Quell’angelo era Moroni che apparve al profeta Joseph Smith. Egli guidò Joseph al luogo in cui erano deposte tavole d’oro che contenevano antichi scritti. Joseph Smith in seguito tradusse queste tavole per dono e potere di Dio e il Libro di Mormon fu pubblicato.
Esso è una documentazione di due gruppi di persone che vissero secoli fa nel continente americano. Si sapeva poco di loro prima della venuta alla luce del Libro di Mormon. Cosa ancora più importante, il Libro di Mormon è un altro testamento di Cristo. Esso ha restaurato preziose verità relative alla Caduta, all’Espiazione, alla Restaurazione e alla vita dopo la morte.
Prima della Restaurazione, i cieli erano rimasti chiusi per secoli; ma con i profeti e gli apostoli ancora una volta sulla terra, i cieli si sono un’altra volta aperti con visioni e rivelazioni. Molte delle rivelazioni sono state scritte in Dottrina e Alleanze. Questo libro contiene ulteriori informazioni su principi e ordinanze ed è una preziosa risorsa riguardo alla struttura del sacerdozio. Inoltre abbiamo un’altra opera canonica chiamata Perla di Gran Prezzo. Essa contiene il Libro di Mosè, che è venuto per rivelazione al profeta Joseph Smith, e il Libro di Abrahamo che egli tradusse da un papiro egiziano che aveva acquistato. Da questi impariamo non solo moltissimo su Mosè, Abrahamo, Enoc e altri profeti, ma anche molti più dettagli sulla creazione. Impariamo che il vangelo di Gesù Cristo venne insegnato a tutti i profeti fin dalle origini—proprio dal tempo di Adamo.

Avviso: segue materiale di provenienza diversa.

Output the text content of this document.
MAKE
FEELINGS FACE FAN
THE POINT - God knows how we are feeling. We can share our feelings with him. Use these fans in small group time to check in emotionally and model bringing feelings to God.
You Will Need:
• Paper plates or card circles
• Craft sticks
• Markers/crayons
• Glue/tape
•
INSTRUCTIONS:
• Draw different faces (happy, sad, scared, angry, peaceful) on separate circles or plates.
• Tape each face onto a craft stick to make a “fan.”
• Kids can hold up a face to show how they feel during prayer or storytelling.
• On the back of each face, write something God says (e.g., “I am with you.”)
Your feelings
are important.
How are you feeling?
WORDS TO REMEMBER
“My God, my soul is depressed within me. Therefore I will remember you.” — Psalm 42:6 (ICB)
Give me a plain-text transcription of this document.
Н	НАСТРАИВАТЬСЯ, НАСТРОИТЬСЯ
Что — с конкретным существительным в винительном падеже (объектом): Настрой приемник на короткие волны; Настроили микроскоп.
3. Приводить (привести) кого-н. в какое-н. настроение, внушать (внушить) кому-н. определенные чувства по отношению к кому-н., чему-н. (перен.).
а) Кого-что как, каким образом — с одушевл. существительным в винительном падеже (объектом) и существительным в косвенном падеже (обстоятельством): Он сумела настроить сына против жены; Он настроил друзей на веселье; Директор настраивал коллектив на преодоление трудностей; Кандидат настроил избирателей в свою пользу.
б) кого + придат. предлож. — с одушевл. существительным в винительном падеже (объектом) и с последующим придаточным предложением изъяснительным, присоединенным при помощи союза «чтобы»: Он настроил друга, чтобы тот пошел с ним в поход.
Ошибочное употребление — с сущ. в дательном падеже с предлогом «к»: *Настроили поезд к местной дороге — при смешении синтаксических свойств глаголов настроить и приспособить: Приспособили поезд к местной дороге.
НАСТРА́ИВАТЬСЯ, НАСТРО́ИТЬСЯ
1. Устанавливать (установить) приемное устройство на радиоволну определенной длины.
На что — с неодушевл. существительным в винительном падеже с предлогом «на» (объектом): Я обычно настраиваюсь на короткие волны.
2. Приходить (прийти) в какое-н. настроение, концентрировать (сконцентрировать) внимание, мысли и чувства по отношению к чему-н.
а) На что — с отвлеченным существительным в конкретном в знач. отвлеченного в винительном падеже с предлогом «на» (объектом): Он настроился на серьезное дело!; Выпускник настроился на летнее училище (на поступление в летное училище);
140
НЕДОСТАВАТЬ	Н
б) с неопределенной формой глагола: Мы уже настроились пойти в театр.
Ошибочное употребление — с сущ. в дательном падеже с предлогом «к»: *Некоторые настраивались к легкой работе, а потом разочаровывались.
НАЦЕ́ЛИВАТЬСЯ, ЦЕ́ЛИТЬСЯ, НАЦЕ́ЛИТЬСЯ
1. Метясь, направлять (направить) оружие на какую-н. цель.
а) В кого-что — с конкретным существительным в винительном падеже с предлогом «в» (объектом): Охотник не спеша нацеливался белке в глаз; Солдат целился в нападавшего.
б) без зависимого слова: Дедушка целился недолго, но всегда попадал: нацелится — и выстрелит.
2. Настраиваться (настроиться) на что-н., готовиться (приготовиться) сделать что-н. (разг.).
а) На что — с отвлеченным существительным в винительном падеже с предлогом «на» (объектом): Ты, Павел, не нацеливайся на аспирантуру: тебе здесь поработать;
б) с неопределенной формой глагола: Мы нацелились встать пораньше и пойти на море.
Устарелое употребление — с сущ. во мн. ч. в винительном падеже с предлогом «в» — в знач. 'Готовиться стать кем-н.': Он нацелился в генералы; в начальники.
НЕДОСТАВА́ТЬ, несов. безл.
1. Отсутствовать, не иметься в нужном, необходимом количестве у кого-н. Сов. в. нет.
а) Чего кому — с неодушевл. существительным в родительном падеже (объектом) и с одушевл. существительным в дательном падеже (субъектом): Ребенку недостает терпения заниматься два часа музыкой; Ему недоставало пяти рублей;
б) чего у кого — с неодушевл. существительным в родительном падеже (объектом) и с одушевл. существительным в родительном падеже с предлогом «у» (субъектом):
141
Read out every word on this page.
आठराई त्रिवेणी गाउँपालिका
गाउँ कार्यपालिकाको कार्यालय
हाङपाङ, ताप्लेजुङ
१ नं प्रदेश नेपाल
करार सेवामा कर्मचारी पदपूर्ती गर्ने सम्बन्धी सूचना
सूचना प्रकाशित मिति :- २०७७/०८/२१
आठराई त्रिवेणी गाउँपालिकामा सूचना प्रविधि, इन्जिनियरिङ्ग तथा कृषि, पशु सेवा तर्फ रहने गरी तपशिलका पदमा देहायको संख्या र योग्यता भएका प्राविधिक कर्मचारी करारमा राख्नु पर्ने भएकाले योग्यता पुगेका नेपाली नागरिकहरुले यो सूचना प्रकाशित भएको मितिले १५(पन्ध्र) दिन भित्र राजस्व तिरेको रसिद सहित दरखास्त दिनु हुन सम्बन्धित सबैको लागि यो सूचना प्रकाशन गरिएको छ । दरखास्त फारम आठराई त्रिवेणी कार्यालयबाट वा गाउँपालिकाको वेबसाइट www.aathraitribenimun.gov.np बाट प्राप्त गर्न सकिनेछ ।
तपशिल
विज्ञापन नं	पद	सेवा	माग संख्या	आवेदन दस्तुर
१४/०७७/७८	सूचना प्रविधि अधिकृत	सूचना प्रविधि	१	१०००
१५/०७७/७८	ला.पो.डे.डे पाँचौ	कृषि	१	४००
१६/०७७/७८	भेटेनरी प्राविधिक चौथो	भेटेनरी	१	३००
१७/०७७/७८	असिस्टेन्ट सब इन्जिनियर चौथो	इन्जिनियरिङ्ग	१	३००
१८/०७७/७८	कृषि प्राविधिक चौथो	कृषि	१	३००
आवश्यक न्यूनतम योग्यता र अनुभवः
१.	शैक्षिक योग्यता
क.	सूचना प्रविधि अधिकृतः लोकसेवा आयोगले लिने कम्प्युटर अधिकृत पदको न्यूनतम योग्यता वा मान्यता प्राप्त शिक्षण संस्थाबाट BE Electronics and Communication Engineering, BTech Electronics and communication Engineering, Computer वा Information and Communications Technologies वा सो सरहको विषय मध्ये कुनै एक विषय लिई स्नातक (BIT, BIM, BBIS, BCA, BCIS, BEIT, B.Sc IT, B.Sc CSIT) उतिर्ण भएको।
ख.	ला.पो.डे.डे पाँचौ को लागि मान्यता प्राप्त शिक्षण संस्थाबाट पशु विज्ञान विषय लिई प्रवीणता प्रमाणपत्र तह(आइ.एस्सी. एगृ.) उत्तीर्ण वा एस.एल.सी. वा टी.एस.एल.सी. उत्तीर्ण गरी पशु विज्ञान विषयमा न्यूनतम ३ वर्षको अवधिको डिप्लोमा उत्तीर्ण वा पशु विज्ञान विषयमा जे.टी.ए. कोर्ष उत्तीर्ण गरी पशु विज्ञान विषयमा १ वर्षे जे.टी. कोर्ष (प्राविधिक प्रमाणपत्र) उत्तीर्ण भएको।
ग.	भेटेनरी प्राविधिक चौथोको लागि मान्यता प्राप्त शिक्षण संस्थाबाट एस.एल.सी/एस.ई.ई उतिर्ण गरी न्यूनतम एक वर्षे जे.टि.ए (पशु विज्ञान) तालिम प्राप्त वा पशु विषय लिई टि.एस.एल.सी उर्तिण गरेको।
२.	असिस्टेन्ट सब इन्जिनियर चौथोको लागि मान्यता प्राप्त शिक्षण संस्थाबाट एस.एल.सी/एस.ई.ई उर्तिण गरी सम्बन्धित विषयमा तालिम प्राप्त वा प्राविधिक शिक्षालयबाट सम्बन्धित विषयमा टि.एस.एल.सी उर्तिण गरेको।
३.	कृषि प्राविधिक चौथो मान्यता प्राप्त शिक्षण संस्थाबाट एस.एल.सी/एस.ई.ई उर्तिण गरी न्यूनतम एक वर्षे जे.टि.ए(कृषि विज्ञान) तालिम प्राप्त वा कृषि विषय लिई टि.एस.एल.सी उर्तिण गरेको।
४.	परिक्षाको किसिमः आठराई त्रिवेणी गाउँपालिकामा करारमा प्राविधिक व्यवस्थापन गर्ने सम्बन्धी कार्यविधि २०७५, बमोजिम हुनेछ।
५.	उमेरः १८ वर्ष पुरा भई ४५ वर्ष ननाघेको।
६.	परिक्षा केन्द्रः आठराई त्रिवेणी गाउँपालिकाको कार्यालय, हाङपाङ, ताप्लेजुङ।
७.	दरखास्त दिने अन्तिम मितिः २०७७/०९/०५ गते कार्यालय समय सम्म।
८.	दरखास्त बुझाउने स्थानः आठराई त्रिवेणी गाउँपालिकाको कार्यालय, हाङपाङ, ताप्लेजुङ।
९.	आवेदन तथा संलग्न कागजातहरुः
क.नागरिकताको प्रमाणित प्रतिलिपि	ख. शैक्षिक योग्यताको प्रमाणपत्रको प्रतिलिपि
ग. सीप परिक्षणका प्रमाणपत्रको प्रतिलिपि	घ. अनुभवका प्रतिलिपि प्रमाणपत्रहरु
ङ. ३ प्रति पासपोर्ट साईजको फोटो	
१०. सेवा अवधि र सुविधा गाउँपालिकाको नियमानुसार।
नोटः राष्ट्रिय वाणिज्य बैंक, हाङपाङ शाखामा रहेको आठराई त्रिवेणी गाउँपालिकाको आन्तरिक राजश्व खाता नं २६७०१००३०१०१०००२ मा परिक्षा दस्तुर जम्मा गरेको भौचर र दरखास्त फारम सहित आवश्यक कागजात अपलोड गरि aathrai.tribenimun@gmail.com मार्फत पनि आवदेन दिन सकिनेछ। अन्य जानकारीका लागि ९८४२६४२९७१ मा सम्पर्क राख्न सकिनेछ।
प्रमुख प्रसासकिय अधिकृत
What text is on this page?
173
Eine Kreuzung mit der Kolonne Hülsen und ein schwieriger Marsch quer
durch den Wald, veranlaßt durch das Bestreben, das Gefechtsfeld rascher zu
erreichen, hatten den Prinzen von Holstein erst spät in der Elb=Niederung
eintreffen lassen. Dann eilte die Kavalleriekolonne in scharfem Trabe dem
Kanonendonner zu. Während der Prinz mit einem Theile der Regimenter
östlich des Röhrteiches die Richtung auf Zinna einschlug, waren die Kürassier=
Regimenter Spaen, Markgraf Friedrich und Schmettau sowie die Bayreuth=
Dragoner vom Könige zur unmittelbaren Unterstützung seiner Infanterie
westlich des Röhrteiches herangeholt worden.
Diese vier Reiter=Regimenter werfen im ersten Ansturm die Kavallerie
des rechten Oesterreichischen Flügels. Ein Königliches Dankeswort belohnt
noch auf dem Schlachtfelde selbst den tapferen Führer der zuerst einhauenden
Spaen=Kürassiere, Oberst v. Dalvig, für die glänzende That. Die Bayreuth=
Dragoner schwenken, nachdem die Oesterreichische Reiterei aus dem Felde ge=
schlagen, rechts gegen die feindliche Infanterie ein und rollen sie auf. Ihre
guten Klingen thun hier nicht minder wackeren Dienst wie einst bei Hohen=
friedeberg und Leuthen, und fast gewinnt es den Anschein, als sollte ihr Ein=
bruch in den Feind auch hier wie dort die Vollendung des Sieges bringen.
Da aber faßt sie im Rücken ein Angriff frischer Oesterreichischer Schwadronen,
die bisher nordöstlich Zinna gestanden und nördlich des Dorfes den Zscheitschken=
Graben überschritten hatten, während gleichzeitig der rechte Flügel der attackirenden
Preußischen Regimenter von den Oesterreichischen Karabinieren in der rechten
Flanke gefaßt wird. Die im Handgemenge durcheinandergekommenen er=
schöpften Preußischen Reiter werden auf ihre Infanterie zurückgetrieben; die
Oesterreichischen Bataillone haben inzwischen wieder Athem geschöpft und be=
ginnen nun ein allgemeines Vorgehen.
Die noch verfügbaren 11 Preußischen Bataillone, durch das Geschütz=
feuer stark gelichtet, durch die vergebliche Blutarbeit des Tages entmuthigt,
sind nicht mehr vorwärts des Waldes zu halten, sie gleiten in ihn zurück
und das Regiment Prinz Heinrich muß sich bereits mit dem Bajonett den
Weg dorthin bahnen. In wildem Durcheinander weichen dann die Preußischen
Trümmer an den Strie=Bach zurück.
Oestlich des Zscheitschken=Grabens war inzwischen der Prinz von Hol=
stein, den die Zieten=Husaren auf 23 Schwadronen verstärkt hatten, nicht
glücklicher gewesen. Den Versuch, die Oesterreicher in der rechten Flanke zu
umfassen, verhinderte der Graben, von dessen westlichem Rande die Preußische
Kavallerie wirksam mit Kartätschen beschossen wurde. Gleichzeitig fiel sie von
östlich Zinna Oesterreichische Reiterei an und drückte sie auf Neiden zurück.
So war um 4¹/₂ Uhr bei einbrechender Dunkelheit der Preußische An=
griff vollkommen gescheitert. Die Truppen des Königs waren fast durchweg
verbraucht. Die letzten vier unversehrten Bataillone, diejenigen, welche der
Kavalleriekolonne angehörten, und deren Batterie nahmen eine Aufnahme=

Noi crediamo che la Chiesa di Gesù Cristo dei Santi degli Ultimi Giorni sia una restaurazione della chiesa originaria stabilita da Gesù Cristo, che è stata edificata «sul fondamento degli apostoli e de’ profeti, essendo Cristo Gesù stesso la pietra angolare». Non è una scissione da un’altra chiesa.